Hugo Chávez não foi o único a fazer declarações extravagantes na recente reunião de cúpula do Mercosul. O mesmo ocorreu com o presidente Lula e seu chanceler.
Lula falou que “nunca existiu um clima político tão favorável para a nossa integração”, mas pode ocorrer exatamente o oposto do que ele disse: o Mercosul se tornar irrelevante. O chanceler condenou o “economicismo” e invocou a União Européia (UE) para justificar o ingresso da Venezuela por critérios políticos, afirmando que a geopolítica deu o tom na UE, uma meia-verdade.
O projeto de criação da UE amadureceu longamente. O pacifista Victor Hugo foi um dos primeiros a defendê-lo, em 1851. Ao fim da Primeira Guerra, a idéia já era proposta por governantes europeus. Depois da catástrofe da Segunda Guerra, a integração européia começou a vingar.
Em maio de 1948, líderes políticos reunidos em Haia no Congresso da Europa, incluindo Winston Churchill, resolveram que seus países deveriam ceder parte de sua soberania para viabilizar a integração. Anteviam a criação de organizações supranacionais para estabelecer normas aplicáveis a todos. Chávez provavelmente rejeitaria tal decisão.
A integração visava ao crescimento econômico, à segurança militar e à reconciliação duradoura entre a França e a Alemanha, que se haviam enfrentando em três guerras sangrentas nos séculos 19 e 20. O primeiro passo foi o Tratado de Paris (1951), pelo qual seis países - Alemanha Ocidental, Bélgica, França, Holanda, Itália e Luxemburgo - formaram a Comunidade Européia do Carvão e do Aço.
Em seguida veio o Tratado de Roma (1957), assinado pelos mesmos países. Criou-se a Comunidade Econômica Européia (CEE), a qual se ampliou ao longo dos anos. No início dos anos 90 eram 15 os seus membros. O processo se intensificou com a harmonização crescente das instituições européias. Todos adotaram o mesmo sistema tributário. Nos anos 70 passaram a coordenar suas políticas macroeconômicas, incluindo mecanismos de sincronização das taxas de câmbio.

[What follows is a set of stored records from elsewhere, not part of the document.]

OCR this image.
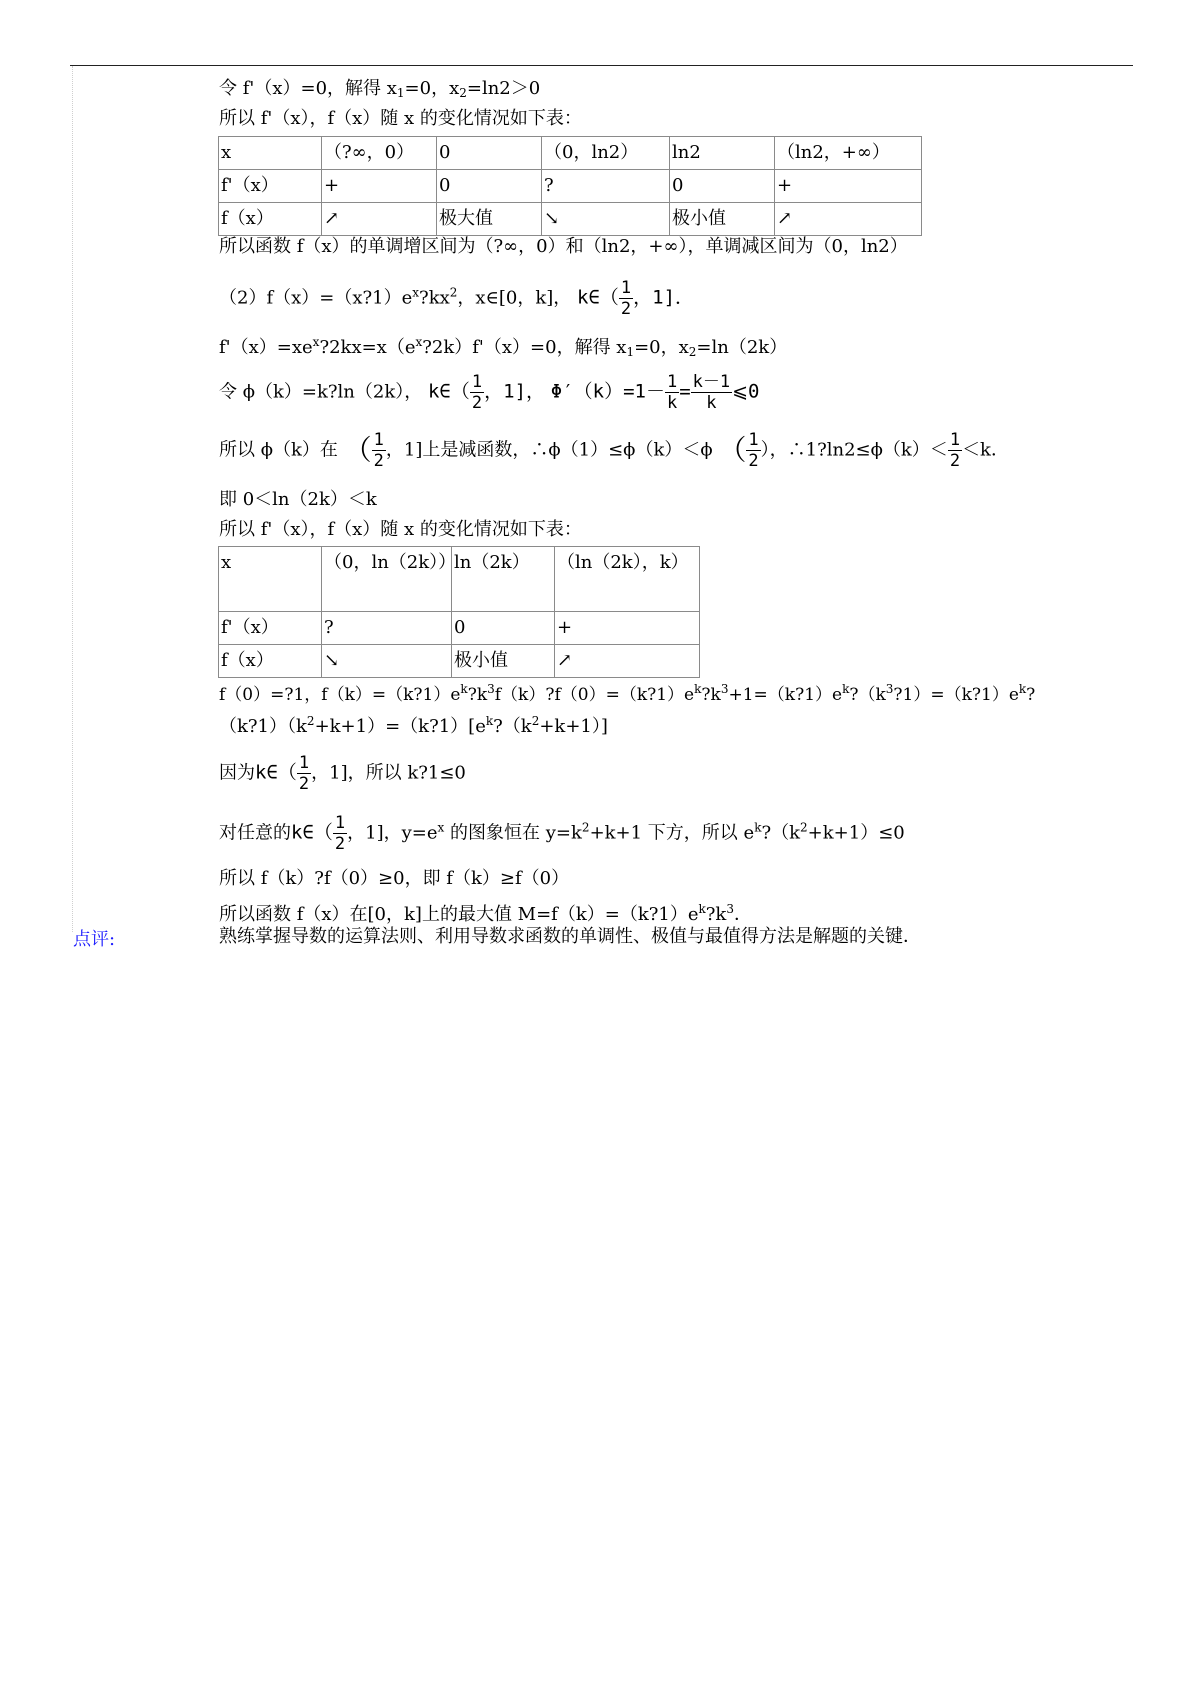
令 f'（x）=0，解得 $x_1=0$，$x_2=\ln 2>0$
所以 f'（x），f（x）随 x 的变化情况如下表：
x	（?∞，0）	0	（0，ln2）	ln2	（ln2，+∞）
f'（x）	+	0	?	0	+
f（x）	↗	极大值	↘	极小值	↗
所以函数 f（x）的单调增区间为（?∞，0）和（ln2，+∞），单调减区间为（0，ln2）
$(2)f(x)=(x?1)e^x?kx^2$，x∈[0，k]， k∈（ $\frac{1}{2}$ ，1]．
$f'(x)=xe^x?2kx=x(e^x?2k)f'(x)=0$，解得 $x_1=0$，$x_2=\ln(2k)$
令 ϕ（k）=k?ln（2k）， k∈（ $\frac{1}{2}$ ，1]， $\Phi'(k)=1- \frac{1}{k} = \frac{k-1}{k}$ ⩽0
所以 ϕ（k）在 （ $\frac{1}{2}$ ，1]上是减函数，∴ϕ（1）≤ϕ（k）＜ϕ （ $\frac{1}{2}$ ），∴1?ln2≤ϕ（k）＜ $\frac{1}{2} <k$．
即 0＜ln（2k）＜k
所以 f'（x），f（x）随 x 的变化情况如下表：
x	（0，ln（2k））	ln（2k）	（ln（2k），k）
f'（x）	?	0	+
f（x）	↘	极小值	↗
f（0）=?1，$f(k)=(k?1)e^k?k^3f(k)?f(0)=(k?1)e^k?k^3+1=(k?1)e^k?(k^3?1)=(k?1)e^k$?
$(k?1)(k^2+k+1)=(k?1)[e^k?(k^2+k+1)]$
因为k∈（ $\frac{1}{2}$ ，1]，所以 k?1≤0
对任意的k∈（ $\frac{1}{2}$ ，1]，$y=e^x$ 的图象恒在 $y=k^2+k+1$ 下方，所以 $e^k?(k^2+k+1)\le 0$
所以 f（k）?f（0）≥0，即 f（k）≥f（0）
所以函数 f（x）在[0，k]上的最大值 $M=f(k)=(k?1)e^k?k^3$．
点评:	熟练掌握导数的运算法则、利用导数求函数的单调性、极值与最值得方法是解题的关键．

A construção do espaço econômico comum se acelerou com a padronização de políticas públicas. Regras comuns se aplicaram aos múltiplos aspectos da vida econômica e social, de transportes a pesos e medidas. Nasceram o Parlamento Europeu e a Corte Européia de Justiça. A defesa da concorrência foi atribuída a um órgão supranacional.
Esse processo culminou no Tratado de Maastricht (1992), que estabeleceu a UE. A integração econômica atingiu o ápice com a criação da moeda única, o euro, e o Banco Central Europeu, supranacional e independente. Em 2002, deu-se o passo mais ousado, rumo à possível união política: o estabelecimento da Convenção sobre o Futuro da Europa com o encargo de elaborar uma constituição (ainda não aprovada) para a UE, então ampliada para 25 membros (hoje 27) com a entrada de países ex-comunistas.
Como se vê, na União Européia prevaleceram visões geopolíticas muito fortes, enquanto no Mercosul as razões econômicas parecem estar mais presentes. Na Europa, seus líderes fundadores estavam determinados a criar um bloco para se contrapor à ameaça que vinha da União Soviética e a eliminar o risco de outra guerra mundial. Apesar disso, ao contrário do que disse o chanceler, nenhum país se tornou membro da forma como a Venezuela entrou no Mercosul.
De fato, todos os novos membros se submeteram a complexas negociações e a um longo processo de convergência para compatibilizar suas instituições aos requerimentos econômicos, sociais e políticos da comunidade. Esse processo contribuiu para que a Espanha, Portugal e a Grécia acelerassem o caminho para a democracia.
Diferentemente do que disse Lula, a ideologia de Chávez e seu “socialismo do século 21” são incompatíveis com o Mercosul. Como ocorre na UE, a integração exige a combinação de economia de mercado e democracia.
A Venezuela não tem uma nem outra. Entre os retrocessos institucionais de Chávez está a futura eliminação da independência do banco central venezuelano, o que impediria eventual criação da moeda única na região.
Na verdade, não há ginástica retórica que justifique a maneira como a Venezuela se integrou ao Mercosul. Foi um erro crasso. Muito provavelmente, Chavez bloqueará acordos comerciais com os EUA e a Europa. Era importante integrar a Venezuela, mas não assim.